Do excuse my wonky screen-caps - I'm photographing my TV again |
Like most Peter Greenaway films, this is full of wit, conspiracies, nudity and astoundingly attractive cinematography. So much symmetry, such colour. Greenaway's introduction to the film points out the myriad myriads of light-sources used, from sunlight and starlight to different kinds of bulbs, flames, sparks and rainbows, and with this in mind the uses of light and colour in the film are really quite remarkable. Some images anticipate my favourite Greenaway film, 'The Cook, The Thief, His Wife and Her Lover' (1989): a woman in flamboyant, ancient reds in a pink-lit lavatory, or the fascinating or horrible treatment of food that is no longer food.

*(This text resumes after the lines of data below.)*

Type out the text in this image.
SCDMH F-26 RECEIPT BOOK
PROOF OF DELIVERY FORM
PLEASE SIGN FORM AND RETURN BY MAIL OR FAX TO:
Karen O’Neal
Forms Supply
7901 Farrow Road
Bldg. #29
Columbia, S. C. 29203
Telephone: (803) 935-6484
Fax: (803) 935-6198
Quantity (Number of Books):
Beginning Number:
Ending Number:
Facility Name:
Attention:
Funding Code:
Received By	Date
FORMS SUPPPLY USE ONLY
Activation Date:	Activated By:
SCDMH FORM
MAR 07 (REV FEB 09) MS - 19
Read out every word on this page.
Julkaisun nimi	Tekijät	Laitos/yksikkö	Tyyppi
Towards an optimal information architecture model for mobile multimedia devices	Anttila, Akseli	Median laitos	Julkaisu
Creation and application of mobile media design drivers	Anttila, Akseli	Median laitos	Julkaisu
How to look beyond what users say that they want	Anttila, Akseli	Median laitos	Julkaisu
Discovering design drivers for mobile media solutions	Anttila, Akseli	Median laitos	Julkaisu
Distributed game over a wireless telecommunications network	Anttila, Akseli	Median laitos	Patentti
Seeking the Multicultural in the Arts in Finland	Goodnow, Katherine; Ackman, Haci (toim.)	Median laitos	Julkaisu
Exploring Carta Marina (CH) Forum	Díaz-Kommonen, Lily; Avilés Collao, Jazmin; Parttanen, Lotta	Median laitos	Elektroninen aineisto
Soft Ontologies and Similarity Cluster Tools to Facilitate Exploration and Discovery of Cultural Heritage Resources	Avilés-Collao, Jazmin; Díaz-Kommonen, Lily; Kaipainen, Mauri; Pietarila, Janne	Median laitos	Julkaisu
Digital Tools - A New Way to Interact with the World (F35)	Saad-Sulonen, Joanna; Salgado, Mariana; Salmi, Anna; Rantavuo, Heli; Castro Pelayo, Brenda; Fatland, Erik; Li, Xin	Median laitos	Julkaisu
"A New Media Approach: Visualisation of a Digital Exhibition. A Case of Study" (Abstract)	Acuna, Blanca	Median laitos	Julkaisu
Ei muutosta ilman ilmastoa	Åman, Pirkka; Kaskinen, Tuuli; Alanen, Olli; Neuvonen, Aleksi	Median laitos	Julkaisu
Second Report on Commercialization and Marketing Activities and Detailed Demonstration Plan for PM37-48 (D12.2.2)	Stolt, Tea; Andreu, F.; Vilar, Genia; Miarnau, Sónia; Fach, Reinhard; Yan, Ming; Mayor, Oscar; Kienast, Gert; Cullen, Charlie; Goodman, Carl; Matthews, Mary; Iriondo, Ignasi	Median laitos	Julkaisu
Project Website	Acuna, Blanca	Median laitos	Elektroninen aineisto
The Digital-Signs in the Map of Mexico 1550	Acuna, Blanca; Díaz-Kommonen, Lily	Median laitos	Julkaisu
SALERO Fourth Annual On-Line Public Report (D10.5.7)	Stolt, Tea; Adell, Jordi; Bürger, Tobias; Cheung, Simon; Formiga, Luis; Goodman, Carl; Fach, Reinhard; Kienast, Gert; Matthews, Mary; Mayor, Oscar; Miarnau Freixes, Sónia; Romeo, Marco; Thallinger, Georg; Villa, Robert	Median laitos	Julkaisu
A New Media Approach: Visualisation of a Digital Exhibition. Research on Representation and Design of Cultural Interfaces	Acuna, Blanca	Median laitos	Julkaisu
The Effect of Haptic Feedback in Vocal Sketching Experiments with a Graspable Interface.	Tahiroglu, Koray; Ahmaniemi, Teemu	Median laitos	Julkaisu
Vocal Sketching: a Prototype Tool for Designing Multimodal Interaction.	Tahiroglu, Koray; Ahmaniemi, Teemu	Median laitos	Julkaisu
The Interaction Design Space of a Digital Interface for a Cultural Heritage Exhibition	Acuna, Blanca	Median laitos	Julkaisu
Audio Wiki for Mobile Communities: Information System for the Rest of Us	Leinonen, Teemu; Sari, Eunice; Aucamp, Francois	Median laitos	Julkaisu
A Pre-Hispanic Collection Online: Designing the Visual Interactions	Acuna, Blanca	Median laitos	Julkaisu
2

Venus de Milo (Frances Barber) and a zebra. |
The cast includes credible actor Geoffrey Palmer, arrestable comedian Jim Davidson, David Attenborough as narrator of a nature documentary, and a piquant part for Frances Barber, who I know better as Doctor Who's intensely villainous Madame Kovarian, here playing Venus de Milo, a writer of erotic animal stories. It's a curious and exciting cast, and a film that lingers long in the memory.
I haven't found a film that looks and sounds better. Magnificent light, colour and framing, and a pulsing, obsessive, urgent score by Michael Nyman. This was the first film I looked at on blu-ray, and is the only film I would recommend to you in that handsome, unnecessary format.